У него оставалось еще небольшое поместье в Бри, где он и занялся разведением ананасов. Через год ему пришлось продать поместье, чтобы уплатить за оранжереи. Тогда он пустился изобретать машины и даже не заметил, как скончалась его жена. Он представлял проекты и докладные записки в министерства, в палаты, в Академию, в научные общества — всюду! Иногда его планы были изложены стихами. Тем не менее он все же доставал деньги, он существовал. Существовал каким-то чудом! Но Марсель не видела в этом ничего особенного и все перепадавшие ей деньги тратила на шляпки.

Для такой девушки, какою была в ту пору моя мать, подобный образ жизни был непостижим, и она трепетала за Марсель. Но она любила Марсель.

— Если бы ты знал, — в сотый раз повторяла она, — если бы ты знал, как она была хороша в те годы!

— Ах, мамочка, я не сомневаюсь в этом.

Однако между ними произошел разрыв, и причиной была нежная страсть, о которой отнюдь не следует умалчивать, как мы умалчиваем об ошибках дорогих нам людей, но не мне судить об этой страсти, как мог бы это сделать посторонний человек. Не мне судить о ней, да и не в моих это возможностях. Моя мать была невестой молодого врача, который вскоре на ней женился. Это был мой отец. Марсель была очаровательна, вам это уже известно. Она внушала любовь и дышала любовью. Мой отец был молод. Они видались, говорили друг с другом. Что еще могу я сказать?.. Моя мать вышла замуж и больше не встречалась с Марселью.

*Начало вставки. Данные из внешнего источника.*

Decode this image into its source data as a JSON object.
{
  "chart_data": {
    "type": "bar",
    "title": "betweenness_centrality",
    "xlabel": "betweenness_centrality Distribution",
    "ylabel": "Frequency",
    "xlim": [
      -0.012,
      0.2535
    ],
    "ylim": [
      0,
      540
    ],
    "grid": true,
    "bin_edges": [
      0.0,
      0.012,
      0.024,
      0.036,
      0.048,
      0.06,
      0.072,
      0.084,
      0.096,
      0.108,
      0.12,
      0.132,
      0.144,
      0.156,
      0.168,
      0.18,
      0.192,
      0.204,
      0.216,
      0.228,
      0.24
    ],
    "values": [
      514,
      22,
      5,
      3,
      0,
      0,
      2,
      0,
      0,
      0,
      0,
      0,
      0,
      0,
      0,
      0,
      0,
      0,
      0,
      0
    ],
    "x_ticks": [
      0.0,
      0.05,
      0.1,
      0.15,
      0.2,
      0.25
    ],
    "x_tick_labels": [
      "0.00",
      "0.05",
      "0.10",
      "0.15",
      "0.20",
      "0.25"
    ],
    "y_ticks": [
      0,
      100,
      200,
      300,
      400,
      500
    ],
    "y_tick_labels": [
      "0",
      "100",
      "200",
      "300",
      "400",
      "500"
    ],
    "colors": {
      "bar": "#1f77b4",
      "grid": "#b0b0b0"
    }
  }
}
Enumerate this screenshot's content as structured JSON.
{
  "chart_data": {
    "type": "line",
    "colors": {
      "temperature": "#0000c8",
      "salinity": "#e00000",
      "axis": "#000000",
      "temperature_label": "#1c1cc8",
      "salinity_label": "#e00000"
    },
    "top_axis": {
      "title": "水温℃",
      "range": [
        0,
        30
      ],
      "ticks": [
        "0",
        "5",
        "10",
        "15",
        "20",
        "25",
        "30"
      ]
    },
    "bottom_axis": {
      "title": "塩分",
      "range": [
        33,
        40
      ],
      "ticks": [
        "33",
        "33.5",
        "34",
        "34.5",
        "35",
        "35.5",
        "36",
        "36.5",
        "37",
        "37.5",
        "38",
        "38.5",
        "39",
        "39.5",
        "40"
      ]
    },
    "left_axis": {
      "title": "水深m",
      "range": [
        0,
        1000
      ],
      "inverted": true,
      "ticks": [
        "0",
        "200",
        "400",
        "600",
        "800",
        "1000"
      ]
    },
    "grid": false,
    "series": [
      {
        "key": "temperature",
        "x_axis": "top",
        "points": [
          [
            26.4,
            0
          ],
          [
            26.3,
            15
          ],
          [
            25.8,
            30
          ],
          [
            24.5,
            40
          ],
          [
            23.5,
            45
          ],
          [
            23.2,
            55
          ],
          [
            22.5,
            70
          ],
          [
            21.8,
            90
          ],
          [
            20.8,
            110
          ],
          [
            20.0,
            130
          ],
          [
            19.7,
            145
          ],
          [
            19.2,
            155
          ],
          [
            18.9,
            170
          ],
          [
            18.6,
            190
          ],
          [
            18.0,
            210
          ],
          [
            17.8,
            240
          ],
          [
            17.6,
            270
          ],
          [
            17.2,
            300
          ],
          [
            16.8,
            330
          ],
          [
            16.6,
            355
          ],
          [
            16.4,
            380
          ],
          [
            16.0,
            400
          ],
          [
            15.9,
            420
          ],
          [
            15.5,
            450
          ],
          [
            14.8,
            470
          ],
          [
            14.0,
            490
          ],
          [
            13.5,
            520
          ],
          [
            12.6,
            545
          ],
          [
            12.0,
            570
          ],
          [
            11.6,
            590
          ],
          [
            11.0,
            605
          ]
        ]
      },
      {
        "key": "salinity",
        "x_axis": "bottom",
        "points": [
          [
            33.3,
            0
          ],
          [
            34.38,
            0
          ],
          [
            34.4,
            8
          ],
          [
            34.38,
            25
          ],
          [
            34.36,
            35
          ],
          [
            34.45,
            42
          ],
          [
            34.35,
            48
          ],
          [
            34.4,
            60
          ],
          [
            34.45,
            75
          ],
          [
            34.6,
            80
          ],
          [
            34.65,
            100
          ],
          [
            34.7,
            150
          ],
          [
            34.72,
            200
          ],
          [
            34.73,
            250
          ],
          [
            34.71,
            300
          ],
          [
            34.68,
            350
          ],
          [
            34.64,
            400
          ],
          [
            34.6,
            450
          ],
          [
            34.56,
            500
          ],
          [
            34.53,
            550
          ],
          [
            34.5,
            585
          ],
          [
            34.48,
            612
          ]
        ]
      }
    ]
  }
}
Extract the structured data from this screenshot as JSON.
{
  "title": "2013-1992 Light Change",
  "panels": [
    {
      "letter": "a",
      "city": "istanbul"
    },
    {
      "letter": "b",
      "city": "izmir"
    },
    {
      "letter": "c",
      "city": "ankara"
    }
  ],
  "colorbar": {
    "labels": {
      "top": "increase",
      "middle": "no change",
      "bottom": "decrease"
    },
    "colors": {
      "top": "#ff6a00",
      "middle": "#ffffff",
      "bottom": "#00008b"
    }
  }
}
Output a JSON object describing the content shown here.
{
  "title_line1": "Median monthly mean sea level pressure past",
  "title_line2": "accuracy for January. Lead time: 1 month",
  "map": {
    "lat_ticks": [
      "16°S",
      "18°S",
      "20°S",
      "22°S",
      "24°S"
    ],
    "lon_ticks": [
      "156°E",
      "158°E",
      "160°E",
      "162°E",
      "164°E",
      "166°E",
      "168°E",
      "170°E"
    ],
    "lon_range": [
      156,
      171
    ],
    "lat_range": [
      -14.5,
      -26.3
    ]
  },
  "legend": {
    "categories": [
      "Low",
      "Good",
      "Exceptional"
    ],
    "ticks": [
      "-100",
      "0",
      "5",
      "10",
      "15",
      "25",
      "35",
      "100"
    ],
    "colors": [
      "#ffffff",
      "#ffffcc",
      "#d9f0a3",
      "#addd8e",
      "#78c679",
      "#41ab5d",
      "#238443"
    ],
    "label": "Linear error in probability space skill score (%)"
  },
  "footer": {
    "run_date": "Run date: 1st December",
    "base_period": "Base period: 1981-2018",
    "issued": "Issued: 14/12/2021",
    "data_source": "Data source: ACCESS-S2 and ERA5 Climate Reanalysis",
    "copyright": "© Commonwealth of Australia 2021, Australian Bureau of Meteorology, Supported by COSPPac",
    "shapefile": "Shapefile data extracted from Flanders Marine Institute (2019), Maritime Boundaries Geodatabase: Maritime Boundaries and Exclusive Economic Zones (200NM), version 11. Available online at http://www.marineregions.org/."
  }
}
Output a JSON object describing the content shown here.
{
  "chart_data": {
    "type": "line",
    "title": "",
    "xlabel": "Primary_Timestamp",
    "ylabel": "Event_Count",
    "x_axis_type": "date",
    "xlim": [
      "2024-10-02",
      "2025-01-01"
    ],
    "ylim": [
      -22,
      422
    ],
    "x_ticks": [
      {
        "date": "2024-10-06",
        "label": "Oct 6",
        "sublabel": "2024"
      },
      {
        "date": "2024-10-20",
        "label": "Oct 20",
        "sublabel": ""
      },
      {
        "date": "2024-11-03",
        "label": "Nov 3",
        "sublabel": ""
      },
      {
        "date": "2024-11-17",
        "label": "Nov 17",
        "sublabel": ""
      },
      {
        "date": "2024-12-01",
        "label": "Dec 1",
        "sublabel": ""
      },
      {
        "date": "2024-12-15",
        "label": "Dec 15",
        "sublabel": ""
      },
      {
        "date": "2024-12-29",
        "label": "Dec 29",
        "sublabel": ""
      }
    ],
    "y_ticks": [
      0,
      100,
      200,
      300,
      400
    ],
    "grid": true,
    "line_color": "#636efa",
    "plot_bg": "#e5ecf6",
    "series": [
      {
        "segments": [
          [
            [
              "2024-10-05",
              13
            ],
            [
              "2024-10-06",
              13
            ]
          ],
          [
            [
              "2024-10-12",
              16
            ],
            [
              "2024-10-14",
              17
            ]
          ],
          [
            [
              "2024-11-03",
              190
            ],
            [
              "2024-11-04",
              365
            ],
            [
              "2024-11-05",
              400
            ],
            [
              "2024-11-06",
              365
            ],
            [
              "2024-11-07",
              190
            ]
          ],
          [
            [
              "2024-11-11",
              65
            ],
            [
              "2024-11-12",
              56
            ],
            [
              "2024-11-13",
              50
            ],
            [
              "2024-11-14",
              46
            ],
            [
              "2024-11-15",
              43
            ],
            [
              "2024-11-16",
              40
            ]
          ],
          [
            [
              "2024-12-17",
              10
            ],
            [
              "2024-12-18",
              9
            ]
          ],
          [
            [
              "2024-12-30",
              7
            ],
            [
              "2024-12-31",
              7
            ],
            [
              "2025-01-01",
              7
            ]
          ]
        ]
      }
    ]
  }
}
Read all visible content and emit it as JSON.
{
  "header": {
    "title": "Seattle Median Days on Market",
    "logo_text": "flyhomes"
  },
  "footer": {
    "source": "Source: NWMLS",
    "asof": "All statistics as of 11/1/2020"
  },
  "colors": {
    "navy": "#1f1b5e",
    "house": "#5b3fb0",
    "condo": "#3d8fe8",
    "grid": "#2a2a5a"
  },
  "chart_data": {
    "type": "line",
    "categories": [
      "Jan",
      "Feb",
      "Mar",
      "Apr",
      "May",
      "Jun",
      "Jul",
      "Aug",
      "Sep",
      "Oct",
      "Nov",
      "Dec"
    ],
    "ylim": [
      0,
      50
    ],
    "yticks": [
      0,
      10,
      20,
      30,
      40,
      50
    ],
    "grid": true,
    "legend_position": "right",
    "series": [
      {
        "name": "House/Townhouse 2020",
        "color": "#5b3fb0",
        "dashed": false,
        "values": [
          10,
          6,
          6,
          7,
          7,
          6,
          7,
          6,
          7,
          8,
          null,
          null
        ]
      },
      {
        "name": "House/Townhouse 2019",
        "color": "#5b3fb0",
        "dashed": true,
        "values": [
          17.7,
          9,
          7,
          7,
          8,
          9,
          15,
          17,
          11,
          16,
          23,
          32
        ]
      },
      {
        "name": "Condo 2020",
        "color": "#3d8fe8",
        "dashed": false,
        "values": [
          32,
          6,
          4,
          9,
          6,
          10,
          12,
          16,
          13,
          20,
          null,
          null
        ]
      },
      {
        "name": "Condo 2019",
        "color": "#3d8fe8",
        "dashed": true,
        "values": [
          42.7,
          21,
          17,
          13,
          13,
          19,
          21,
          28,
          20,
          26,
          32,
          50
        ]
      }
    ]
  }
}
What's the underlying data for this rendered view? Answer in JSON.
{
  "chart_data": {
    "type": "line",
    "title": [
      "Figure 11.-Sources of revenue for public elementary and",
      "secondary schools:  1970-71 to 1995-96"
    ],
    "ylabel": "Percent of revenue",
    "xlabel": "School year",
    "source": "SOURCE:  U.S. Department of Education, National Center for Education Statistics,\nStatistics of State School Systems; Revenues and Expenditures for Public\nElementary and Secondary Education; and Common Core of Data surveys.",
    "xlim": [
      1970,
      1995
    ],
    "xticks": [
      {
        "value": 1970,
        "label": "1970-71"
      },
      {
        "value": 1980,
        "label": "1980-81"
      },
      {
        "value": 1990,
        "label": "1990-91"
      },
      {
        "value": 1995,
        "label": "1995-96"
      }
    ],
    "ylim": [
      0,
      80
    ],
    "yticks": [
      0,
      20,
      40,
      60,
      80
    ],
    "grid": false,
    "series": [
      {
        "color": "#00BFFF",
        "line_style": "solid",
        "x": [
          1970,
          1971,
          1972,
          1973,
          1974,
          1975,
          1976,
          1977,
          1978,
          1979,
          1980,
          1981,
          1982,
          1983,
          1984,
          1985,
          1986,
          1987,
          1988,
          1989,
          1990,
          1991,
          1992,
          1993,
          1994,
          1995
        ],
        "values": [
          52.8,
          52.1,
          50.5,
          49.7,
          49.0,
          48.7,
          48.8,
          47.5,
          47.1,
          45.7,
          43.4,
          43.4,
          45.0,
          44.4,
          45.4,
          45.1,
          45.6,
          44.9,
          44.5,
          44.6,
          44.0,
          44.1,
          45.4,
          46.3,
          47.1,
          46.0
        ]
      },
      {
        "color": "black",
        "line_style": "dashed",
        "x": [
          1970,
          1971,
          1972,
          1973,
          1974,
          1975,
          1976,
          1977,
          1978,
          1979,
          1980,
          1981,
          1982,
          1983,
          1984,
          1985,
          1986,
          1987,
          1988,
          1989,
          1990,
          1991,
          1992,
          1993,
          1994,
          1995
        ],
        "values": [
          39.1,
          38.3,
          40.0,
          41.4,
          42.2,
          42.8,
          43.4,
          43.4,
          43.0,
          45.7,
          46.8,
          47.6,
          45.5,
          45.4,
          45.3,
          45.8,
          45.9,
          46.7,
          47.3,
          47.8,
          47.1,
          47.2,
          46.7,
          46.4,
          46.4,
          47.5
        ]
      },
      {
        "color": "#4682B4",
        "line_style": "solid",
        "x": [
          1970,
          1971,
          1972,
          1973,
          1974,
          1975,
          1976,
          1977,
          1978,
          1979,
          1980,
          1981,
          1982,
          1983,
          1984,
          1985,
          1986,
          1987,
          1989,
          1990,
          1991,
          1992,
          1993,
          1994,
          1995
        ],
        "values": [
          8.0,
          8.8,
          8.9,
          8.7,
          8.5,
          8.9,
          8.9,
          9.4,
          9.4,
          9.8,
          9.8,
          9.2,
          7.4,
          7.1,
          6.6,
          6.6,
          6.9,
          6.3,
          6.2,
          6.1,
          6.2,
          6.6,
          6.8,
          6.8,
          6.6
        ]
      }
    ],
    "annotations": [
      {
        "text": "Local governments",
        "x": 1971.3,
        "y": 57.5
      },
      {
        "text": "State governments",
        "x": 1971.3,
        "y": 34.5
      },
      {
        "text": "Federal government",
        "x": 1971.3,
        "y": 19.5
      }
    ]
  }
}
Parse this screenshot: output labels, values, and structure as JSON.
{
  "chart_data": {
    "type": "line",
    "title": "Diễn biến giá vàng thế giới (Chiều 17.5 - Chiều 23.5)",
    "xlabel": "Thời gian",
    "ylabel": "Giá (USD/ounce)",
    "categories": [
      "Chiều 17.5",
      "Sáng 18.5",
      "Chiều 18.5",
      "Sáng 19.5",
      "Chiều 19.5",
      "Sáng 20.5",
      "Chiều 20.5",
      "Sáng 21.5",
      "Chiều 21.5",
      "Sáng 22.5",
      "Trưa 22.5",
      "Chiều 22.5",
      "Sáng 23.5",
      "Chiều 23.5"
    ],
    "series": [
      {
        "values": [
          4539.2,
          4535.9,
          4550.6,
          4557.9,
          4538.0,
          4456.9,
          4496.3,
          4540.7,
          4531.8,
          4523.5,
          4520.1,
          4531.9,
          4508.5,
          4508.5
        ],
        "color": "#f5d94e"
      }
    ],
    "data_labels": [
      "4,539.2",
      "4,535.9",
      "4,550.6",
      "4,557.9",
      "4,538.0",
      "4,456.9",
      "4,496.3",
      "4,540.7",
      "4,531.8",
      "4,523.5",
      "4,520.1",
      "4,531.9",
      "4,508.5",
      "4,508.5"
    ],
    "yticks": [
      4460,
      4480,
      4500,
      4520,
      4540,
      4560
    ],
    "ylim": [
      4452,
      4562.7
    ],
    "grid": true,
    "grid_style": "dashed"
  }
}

Но после двухлетнего изгнания златоокая красавица была прощена. Прощена от всего сердца, ее даже попросили быть моей крестной матерью. К этому времени она уже вышла замуж. Это, как мне кажется, много способствовало примирению. Марсель обожала своего мужа, черномазого урода, который плавал на коммерческом судне с семилетнего возраста и, как я сильно подозреваю, торговал неграми. В Рио-де-Жанейро у него было поместье, и он увез туда мою крестную.

Мать не раз говорила:

— Ты вообразить себе не можешь, какой у Марсели был муж: настоящий урод, обезьяна, — обезьяна, одетая с головы до пят во все желтое. Он не владел ни одним языком, только понемножку говорил на всех языках. Он изъяснялся криками, жестами, вращая глазами. А глаза у него действительно были замечательные. Не думай, сынок, что он родился где-то за морем, — добавляла моя мать, — он коренной француз, уроженец Бреста. Его фамилия Дюпон.